Personalization capabilities are built into any modern Web site software. But most Web servers make the user specify separate if/then rules in every spot personalized content appears. The labor involved places a practical limit on how much personalization a Web site can afford. Even worse, it is difficult to coordinate independent rules so they implement consistent customer strategies – and even harder to keep them coordinated as strategies evolve.
These limits, plus the desire to deploy a single personalization system across multiple touch points, lead marketers to seek alternatives. These alternatives may be interaction managers, which take over the task of implementing long-term customer strategies. Or they may be simpler recommendation engines, which just find the offer a customer is most likely to accept.
Most recommendation engines rely on automated statistical techniques like collaborative filtering, while most interaction managers work with complicated sets of rules. But the real distinction is whether a system can execute marketing strategies, which really means applying different policies to different groups of customers. Interaction managers can; recommendation engines cannot.
FrontMind (Manna Inc., 781/304-1600, www.mannainc.com) combines recommendations and interaction management. The system is built primarily to deliver accurate recommendations, using Bayesian Network Models – a robust and efficient technique. But FrontMind also includes a sophisticated rule framework that controls when each model is applied. This gives it the ability to implement marketing strategies if the user chooses.
FrontMind works in the same general fashion as other interaction managers: It from a touch point system – usually a Web site – when a specified event occurs, decides how to respond to the message and returns its decision to the Web site for execution. Notification is usually generated by ActiveX or Java code embedded in a Web page; Manna has developed templates for major Web site products, including Adobe, Intershop and BEA, to make this easier. The messages include information such as customer ID, type of action and details such as price or product line. The system also stores a session ID, which lets it track the customer through a series of interactions.
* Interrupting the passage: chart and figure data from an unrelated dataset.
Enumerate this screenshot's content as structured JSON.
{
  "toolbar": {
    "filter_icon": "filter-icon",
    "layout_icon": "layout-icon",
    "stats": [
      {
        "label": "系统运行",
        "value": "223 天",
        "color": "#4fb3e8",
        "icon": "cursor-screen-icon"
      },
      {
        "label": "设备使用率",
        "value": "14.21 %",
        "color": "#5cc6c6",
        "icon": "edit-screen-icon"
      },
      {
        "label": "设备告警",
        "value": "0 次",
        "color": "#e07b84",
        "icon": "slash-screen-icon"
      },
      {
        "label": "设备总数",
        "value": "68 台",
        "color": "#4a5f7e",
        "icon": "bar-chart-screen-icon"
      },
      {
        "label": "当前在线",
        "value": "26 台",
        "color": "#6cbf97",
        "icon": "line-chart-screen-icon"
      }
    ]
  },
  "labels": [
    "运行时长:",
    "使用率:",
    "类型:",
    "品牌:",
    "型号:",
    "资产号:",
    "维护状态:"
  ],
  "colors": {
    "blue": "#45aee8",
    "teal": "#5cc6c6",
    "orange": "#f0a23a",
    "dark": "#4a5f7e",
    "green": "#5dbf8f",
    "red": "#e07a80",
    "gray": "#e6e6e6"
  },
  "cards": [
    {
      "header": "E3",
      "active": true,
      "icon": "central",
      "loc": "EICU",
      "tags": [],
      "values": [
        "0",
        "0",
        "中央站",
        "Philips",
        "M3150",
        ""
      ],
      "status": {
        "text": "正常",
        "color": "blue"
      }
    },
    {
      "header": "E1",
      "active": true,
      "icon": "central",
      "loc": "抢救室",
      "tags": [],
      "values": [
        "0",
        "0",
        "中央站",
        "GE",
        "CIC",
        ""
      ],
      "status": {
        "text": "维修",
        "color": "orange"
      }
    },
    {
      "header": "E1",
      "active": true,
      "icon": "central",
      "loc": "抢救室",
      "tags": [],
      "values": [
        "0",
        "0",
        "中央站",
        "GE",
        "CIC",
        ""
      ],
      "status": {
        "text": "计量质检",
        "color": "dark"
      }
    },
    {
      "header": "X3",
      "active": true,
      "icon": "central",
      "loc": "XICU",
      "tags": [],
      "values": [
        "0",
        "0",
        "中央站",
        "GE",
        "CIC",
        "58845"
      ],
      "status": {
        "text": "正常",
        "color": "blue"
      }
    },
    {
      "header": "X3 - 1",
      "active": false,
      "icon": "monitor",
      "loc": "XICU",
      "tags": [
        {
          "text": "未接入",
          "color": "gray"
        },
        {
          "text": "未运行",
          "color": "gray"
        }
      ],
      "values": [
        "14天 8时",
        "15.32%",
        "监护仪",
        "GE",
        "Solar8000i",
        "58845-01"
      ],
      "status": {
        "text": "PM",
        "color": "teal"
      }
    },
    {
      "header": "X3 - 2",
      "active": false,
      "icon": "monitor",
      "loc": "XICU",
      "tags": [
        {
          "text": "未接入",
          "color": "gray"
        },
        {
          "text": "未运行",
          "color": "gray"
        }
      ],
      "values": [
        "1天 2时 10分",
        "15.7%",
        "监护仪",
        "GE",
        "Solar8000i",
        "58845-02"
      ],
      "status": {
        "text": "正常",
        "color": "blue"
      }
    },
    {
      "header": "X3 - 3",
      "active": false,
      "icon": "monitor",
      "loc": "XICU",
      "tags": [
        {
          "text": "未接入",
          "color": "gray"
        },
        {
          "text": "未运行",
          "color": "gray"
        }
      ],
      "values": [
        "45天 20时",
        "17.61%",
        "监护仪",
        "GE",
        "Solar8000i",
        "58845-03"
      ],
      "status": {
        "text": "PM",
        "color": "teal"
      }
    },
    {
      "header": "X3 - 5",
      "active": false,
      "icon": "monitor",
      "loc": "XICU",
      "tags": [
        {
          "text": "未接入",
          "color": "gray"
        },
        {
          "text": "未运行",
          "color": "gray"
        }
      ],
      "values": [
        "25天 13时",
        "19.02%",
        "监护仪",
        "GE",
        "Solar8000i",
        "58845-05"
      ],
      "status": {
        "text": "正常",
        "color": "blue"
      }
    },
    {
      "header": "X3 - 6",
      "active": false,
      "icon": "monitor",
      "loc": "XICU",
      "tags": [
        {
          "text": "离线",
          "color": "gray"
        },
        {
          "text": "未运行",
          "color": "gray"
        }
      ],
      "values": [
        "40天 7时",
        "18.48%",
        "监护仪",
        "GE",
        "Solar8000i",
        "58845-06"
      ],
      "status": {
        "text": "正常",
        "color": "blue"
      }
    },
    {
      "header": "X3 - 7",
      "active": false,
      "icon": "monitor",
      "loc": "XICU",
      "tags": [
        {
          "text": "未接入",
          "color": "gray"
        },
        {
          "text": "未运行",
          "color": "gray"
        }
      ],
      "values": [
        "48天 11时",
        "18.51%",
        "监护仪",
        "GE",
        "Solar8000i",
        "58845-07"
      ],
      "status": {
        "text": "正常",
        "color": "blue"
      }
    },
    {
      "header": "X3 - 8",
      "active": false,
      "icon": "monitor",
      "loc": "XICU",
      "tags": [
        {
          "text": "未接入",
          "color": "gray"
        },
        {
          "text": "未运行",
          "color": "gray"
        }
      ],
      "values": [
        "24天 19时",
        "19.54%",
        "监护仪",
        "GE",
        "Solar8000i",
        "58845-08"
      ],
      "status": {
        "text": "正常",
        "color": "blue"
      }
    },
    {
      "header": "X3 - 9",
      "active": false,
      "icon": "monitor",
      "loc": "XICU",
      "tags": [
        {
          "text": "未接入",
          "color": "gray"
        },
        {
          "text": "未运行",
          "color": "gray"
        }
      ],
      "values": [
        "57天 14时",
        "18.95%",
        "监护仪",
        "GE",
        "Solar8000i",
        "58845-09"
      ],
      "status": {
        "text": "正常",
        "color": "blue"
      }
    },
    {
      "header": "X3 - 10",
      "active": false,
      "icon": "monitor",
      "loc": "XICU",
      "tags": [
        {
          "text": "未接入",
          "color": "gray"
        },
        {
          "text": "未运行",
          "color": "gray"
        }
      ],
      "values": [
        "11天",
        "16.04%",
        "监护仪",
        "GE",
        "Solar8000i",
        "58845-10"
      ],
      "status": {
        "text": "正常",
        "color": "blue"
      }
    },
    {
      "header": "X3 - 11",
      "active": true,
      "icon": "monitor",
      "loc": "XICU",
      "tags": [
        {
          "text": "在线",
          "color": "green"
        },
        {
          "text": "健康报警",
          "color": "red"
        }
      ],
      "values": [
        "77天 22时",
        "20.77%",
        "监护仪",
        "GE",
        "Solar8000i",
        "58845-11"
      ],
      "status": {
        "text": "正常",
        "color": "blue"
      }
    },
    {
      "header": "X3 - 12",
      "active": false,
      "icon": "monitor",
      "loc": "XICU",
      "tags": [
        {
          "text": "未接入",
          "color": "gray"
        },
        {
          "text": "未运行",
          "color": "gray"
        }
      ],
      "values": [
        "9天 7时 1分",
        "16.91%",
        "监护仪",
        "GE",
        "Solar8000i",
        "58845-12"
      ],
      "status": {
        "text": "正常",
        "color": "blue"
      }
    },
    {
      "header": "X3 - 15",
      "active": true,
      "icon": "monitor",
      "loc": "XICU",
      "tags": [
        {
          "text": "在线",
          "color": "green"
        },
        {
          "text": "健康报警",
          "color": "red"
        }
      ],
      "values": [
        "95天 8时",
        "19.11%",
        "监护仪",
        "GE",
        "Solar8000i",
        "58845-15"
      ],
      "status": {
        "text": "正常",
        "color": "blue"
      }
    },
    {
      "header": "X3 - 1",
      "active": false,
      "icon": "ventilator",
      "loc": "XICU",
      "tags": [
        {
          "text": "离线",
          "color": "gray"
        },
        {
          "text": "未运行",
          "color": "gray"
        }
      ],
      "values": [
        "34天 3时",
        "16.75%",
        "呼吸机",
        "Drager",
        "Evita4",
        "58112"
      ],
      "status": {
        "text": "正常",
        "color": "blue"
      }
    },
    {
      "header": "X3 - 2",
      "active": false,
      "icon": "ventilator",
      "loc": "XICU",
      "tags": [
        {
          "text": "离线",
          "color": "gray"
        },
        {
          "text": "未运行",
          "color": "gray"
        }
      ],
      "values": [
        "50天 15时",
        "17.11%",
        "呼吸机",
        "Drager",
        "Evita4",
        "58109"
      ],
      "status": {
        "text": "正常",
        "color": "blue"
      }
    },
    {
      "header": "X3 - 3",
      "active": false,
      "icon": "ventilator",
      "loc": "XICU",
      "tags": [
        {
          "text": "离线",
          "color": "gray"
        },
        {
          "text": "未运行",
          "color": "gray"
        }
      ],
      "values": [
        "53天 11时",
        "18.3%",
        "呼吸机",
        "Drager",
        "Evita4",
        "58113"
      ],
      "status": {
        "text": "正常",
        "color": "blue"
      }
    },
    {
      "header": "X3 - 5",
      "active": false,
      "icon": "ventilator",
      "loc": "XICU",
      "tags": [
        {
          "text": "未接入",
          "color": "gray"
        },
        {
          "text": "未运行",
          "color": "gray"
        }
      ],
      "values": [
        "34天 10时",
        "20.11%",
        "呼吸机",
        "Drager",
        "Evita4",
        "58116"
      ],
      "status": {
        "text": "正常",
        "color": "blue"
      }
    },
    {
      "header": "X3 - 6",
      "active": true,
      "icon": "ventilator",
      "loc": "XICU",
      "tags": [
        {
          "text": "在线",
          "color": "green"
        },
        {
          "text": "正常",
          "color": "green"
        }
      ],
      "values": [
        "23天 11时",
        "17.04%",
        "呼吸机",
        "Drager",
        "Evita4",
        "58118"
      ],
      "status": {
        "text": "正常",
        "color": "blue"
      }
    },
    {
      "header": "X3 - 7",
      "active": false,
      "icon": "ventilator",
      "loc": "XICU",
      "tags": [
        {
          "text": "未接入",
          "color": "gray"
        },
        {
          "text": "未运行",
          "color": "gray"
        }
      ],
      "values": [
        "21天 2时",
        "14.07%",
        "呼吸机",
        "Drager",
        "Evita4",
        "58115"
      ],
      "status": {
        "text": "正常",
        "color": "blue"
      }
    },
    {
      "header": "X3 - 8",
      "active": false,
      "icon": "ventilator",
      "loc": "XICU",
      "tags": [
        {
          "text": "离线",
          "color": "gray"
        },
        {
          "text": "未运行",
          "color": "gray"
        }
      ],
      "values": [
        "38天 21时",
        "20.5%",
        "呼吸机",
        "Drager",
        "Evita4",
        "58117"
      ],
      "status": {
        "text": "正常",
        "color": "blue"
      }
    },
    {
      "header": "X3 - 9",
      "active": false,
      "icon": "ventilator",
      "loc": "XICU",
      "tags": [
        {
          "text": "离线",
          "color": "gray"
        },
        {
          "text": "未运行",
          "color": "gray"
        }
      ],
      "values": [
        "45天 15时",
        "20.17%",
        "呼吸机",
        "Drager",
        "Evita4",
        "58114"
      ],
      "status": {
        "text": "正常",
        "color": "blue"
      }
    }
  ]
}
When it receives a new message, FrontMind checks its rules to see which apply. Each rule has qualification criteria, including customer characteristics and the specific action or business situation.
These criteria may reference “business objects” defined by an administrator and made available to nontechnical users. Objects can include data from an external database (defined through a SQL query, Java script or stored procedure) or the output of another rule (such as a likelihood score). This lets simple rule criteria incorporate complicated underlying processes. Business “events,” such as placing an order, also are defined during system setup and made available to rules and analysis.
Because FrontMind checks each event against all rules, several unrelated rules can apply to the same situation. Users are encouraged to link rules so this does not happen, and rules are assigned a priority that resolves some conflicts. When priorities are equal, FrontMind executes whichever rule finishes processing first.
The output of a FrontMind rule is an instruction to the Web site. This may specify a particular message to display or give a generic instruction such as “offer best product,” which will be defined by another rule. FrontMind’s interfaces with Adobe, Intershop and BEA let it read their catalogs of existing Web page components and name these components in its results. In other cases, custom integration is necessary for the Web server to interpret FrontMind output.
FrontMind automatically updates its models over time. The basic criteria it uses are whether its recommendations were accepted. Acceptance typically means something like the purchase of a product FrontMind has suggested, but it can be any event defined to the system. FrontMind provides real-time reports on the results of its recommendations and can even translate these into revenues. It also stores recommendations and results and periodically uses these to update its models.
The user can specify how much weight to give recent vs. past results when revising the models. When a model result and user-specified recommendation are both available, the user also can tell a rule how much weight to give to each. This lets a new rule begin to function based on user intuition and gradually shift over to model-based predictions as the models improve through experience.
FrontMind also includes a simulation feature that lets it use existing models to predict how well a new rule will perform.
Of course, a system to provide real-time recommendations must run quickly and reliably. FrontMind uses a highly distributed design that can shift tasks among different machines for better performance and lets it deploy rule changes while the system is running. The vendor said tests have run at 36,000 responses per minute on a four-processor Pentium server, and multiple servers would let it scale higher.
One potential bottleneck is data access: FrontMind looks up customer information in external databases during an interaction, rather than building its own internal database. This simplifies deployment and ensures the system has the most current information. But it does leave FrontMind at the mercy of the external system’s performance.
FrontMind was introduced in August 1999 and has six installations. The product runs on Windows NT or Solaris servers and works with Oracle or SQL Server databases. The price is $250,000 for a single Web site or $20,000 to $40,000 for setup plus a per-transaction fee.
David M. Raab is a partner at Raab Associates, Chappaqua, NY, a consultancy specializing in marketing technology evaluation.